Abstract

In this article, we propose a Hand Gesture Recognition (HGR) system based on a novel deep transformer (DT) neural network for media player control. The extracted hand skeleton features are processed by separate transformers for each finger in isolation to better identify the finger characteristics to drive the following classification. The achieved HGR accuracy (0.853) outperforms state-of-the-art HGR approaches when tested on the popular NVIDIA dataset. Moreover, we conducted a subjective assessment involving 30 people to evaluate the Quality of Experience (QoE) provided by the proposed DT-HGR for controlling a media player application compared with two traditional input devices, i.e., mouse and keyboard. The assessment participants were asked to evaluate objective (accuracy) and subjective (physical fatigue, usability, pragmatic quality, and hedonic quality) measurements.

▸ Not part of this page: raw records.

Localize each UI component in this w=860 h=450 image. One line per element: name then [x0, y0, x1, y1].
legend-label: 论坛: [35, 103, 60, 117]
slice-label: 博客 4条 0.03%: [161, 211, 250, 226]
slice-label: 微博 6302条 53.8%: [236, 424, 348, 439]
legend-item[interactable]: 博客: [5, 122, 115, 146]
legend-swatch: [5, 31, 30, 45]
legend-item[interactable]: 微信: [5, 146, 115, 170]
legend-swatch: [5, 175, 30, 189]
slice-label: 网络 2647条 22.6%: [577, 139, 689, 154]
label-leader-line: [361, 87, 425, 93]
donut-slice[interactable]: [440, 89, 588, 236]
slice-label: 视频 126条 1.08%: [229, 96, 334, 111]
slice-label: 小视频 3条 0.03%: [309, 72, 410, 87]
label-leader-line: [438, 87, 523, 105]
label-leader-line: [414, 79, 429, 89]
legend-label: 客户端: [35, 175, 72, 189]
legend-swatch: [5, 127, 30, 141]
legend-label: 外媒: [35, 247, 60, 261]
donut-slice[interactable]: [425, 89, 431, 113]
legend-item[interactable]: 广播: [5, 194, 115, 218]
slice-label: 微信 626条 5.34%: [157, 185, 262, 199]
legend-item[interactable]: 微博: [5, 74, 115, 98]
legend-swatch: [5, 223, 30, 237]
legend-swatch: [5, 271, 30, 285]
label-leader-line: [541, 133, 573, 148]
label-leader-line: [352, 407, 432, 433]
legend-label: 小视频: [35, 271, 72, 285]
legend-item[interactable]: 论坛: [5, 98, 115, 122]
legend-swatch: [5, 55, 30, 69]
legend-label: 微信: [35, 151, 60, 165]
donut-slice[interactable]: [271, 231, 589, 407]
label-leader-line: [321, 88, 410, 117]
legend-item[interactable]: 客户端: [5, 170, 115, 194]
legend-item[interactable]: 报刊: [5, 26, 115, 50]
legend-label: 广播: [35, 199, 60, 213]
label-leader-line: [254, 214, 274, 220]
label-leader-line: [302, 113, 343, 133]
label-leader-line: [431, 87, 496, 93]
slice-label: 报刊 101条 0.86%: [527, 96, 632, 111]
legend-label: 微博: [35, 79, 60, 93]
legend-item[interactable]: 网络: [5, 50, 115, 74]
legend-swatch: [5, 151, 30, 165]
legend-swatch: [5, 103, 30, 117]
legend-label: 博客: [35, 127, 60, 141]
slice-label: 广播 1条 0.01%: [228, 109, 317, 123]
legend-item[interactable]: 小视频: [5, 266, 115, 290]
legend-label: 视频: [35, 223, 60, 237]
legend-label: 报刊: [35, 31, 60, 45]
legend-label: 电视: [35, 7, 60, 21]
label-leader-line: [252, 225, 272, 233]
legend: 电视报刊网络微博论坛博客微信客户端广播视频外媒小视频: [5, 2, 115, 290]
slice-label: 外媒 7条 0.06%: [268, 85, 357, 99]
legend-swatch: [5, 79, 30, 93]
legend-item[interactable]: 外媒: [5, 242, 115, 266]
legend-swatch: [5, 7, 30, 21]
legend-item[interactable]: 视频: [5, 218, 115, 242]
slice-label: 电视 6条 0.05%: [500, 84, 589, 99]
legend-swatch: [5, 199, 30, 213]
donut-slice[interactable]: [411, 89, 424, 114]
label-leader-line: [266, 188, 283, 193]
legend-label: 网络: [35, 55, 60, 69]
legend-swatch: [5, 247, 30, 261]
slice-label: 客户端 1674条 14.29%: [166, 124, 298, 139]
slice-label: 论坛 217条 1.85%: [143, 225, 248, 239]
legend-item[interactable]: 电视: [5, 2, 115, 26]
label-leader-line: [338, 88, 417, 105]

We found that (i) the accuracy of DT-HGR is very high (91.67%), only slightly lower than that of traditional alternative interaction modalities; and that (ii) the perceived quality for DT-HGR in terms of satisfaction, comfort, and interactivity is very high, with an average Mean Opinion Score (MOS) value as high as 4.4, whereas the alternative approaches did not reach 3.8, which encourages a more pervasive adoption of the natural gesture interaction.